“Gapapa ngeluh, setidaknya mempertahankan untuk tetap terlihat baik – baik saja ditengah manusia dengan tingkahnya yang ada – ada aja, effortnya itu luar biasa susah.”
-Riana
>>>***<<<
Riana mengacak rambutnya kasr, “Gilaa….Riana….Lo ngapain tadi?” menyesali perbuatannya beberapa jam lalu, ia yang ingin menghabiskan waktunya sendiri dan menghabiskan tangis dan sedihnya sendirian malah berakhir bersama Reno, dan apa – apaan pengakuannya pada Reno tadi itu, Riana ingin menenggelamkan dirinya saat ini juga. Riana bergegas mencari ponselnya, menelpon Sandra dan Budi. Terdengar nada hubung diantara mereka. Namun, kali ini hanya Sandra.
“Nggak usah basa – basi, bukan berarti karena crush yang nggak bisa dimiliki lo itu, lo kudu Bombay sepanajng minggu.” Sandra mengawali pembukaan telpon mereka to the point.
“Kok lo tau gue mau cerita itu?” Tanya Riana bingung, Sandra menghela nafasnya.
“GIMANA GUE NGGAK TAU KALO LO UDAH NELPON GUE HAMPIR LIMA KALI YA RIANA CUMA BUAT MAU BILANG HAL YANG SAMA BERULANG – ULANG!’ Kesal Sandra, Riana berusaha menjauhkan ponselnya dari telinganya sejauh mungkin, suara Sandra membuat kepalanya berdinging, linglung. Sedang Sandra di seberang telepon tengah mengatur nafasnya, berbicara dengan manusia seperti Riana ternyata sangat menguras emosinya.
“Ya, lo sebagai sahabat yang baik, saran dong gue harus gimana?!” Kesal Riana dengan raut wajah ingin menangis, dibanding berkahir dengan drama picisian dan peluk hangat ala Reno seperti tadi Sore, Riana akan memilih menghabiskan waktunya tangisnya dengan orang asing, setidaknya ia tidak akan perlu memikirkan bahwa nantinya orang itu akan mengasihaninya atau memandangnya dengan penuh simpati, mereka hanya dua orang asing yang tak sengaja bertemu sapa dan sedikit berbagi luka, setelahnya mereka akan kembali pada kehidupan masing – masing.

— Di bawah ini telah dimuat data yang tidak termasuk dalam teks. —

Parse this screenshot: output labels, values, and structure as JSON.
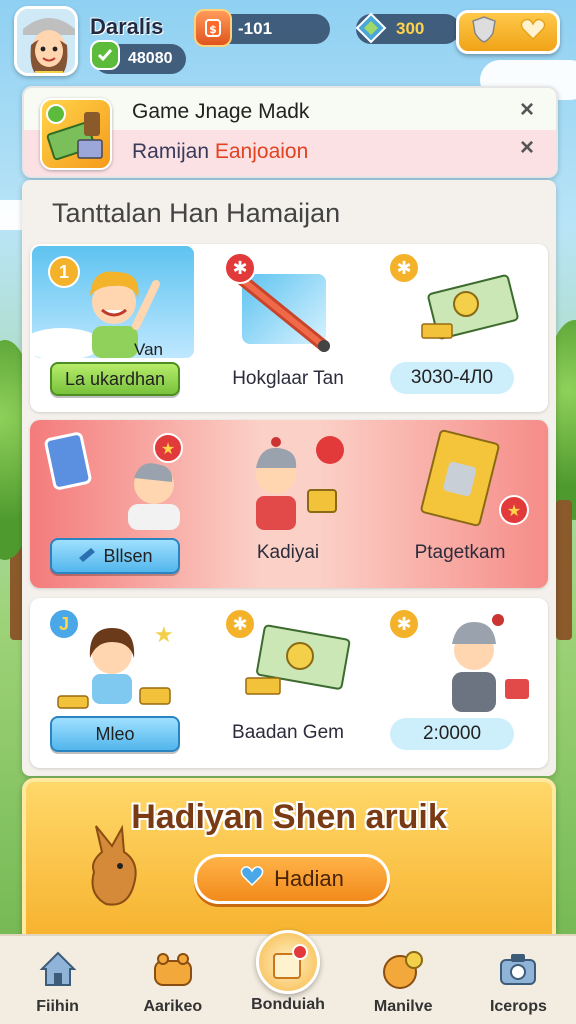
{
  "user": {
    "name": "Daralis",
    "level_value": "48080"
  },
  "currencies": [
    {
      "icon": "ruby-icon",
      "value": "-101"
    },
    {
      "icon": "gem-icon",
      "value": "300"
    }
  ],
  "notification": {
    "title": "Game Jnage Madk",
    "subtitle_prefix": "Ramijan",
    "subtitle_highlight": "Eanjoaion",
    "close_label": "×"
  },
  "section_title": "Tanttalan Han Hamaijan",
  "rows": [
    {
      "cells": [
        {
          "badge": "1",
          "caption": "Van",
          "button": "La ukardhan"
        },
        {
          "badge": "✱",
          "label": "Hokglaar Tan"
        },
        {
          "badge": "✱",
          "value": "3030-4Л0"
        }
      ]
    },
    {
      "cells": [
        {
          "button": "Bllsen"
        },
        {
          "label": "Kadiyai"
        },
        {
          "label": "Ptagetkam"
        }
      ]
    },
    {
      "cells": [
        {
          "badge": "J",
          "button": "Mleo"
        },
        {
          "badge": "✱",
          "label": "Baadan Gem"
        },
        {
          "badge": "✱",
          "value": "2:0000"
        }
      ]
    }
  ],
  "banner": {
    "title": "Hadiyan Shen aruik",
    "button": "Hadian"
  },
  "nav": [
    {
      "label": "Fiihin",
      "icon": "home-icon"
    },
    {
      "label": "Aarikeo",
      "icon": "basket-icon"
    },
    {
      "label": "Bonduiah",
      "icon": "gift-icon",
      "active": true
    },
    {
      "label": "Manilve",
      "icon": "coin-icon"
    },
    {
      "label": "Icerops",
      "icon": "camera-icon"
    }
  ],
  "colors": {
    "accent": "#f6b12c",
    "banner_text": "#7a3b14",
    "highlight": "#e2421f"
  }
}
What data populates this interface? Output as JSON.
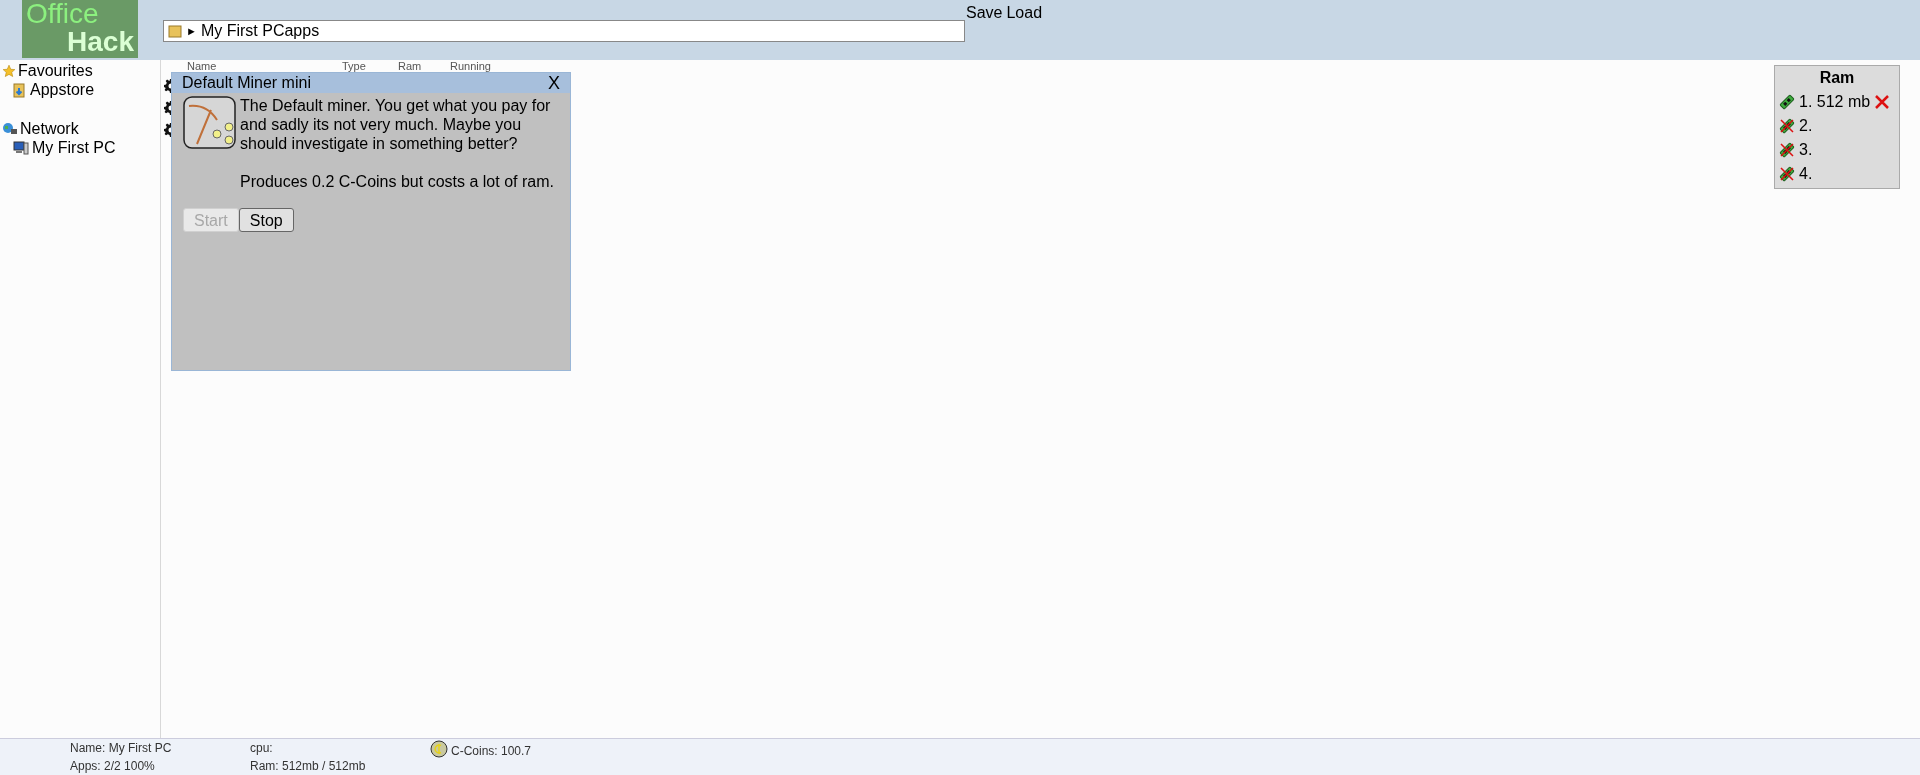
{
  "header": {
    "logo": [
      "Office",
      "Hack"
    ],
    "path": {
      "separator": "►",
      "text": "My First PCapps"
    },
    "menu": [
      "Save",
      "Load"
    ]
  },
  "sidebar": {
    "groups": [
      {
        "label": "Favourites",
        "kind": "star",
        "children": [
          {
            "label": "Appstore",
            "kind": "store"
          }
        ]
      },
      {
        "label": "Network",
        "kind": "globe",
        "children": [
          {
            "label": "My First PC",
            "kind": "computer"
          }
        ]
      }
    ]
  },
  "apps_table": {
    "columns": [
      "Name",
      "Type",
      "Ram",
      "Running"
    ],
    "rows": [
      {
        "kind": "gear"
      },
      {
        "kind": "gear"
      },
      {
        "kind": "gear"
      }
    ]
  },
  "dialog": {
    "title": "Default Miner mini",
    "close": "X",
    "description": "The Default miner. You get what you pay for and sadly its not very much. Maybe you should investigate in something better?",
    "production": "Produces 0.2 C-Coins but costs a lot of ram.",
    "buttons": [
      {
        "label": "Start",
        "disabled": true
      },
      {
        "label": "Stop",
        "disabled": false
      }
    ]
  },
  "ram_panel": {
    "title": "Ram",
    "slots": [
      {
        "label": "1. 512 mb",
        "filled": true
      },
      {
        "label": "2.",
        "filled": false
      },
      {
        "label": "3.",
        "filled": false
      },
      {
        "label": "4.",
        "filled": false
      }
    ]
  },
  "status_bar": {
    "name": "Name: My First PC",
    "apps": "Apps: 2/2 100%",
    "cpu": "cpu:",
    "ram": "Ram: 512mb / 512mb",
    "coins": "C-Coins: 100.7"
  }
}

Itulah yang Riana pikirkan, dan jika itu Reno, Riana tidak tahu harus bereaksi dan merespon seperti apa.
“Emang kenapa sih Na? Gapapa, kalo gini lo egois banget tau. Dia udah ngalah, nurunin egonya, dia udah coba buat buka jalan baik – baik, lo sendiri kan yang bilang lo butuh rumah, lo butuh tempat hangat buat pulang, dia kasih, dia buatin, lo aja yang bandel nggak mau pulang, lo nggak mau sedikitpun ngerasain tempat pulang yang dia bangun buat lo!” Sandra kepalang kesal, kerjaannya menumpuk dan Riana merecokinya hanya dengan sekedar curhatan yang tidak berguna untuknya, sesaat Sandra merasa Riana terlalu membebaninya.
“Lo nggak bersyukur sama sekali Riana!” Sarkas Sandra, tidak ada reaksi apapun dari Riana, diam satu – satunya yang bisa Riana lakukan. Namun, jauh didalam hati Riana, dia merasa luka, Sandra menggoresnya dengan sangat keterlaluan.
Riana tersenyum tipis, “Sisi mananya sih San, yang nggak gue syukurin?” (bersambung)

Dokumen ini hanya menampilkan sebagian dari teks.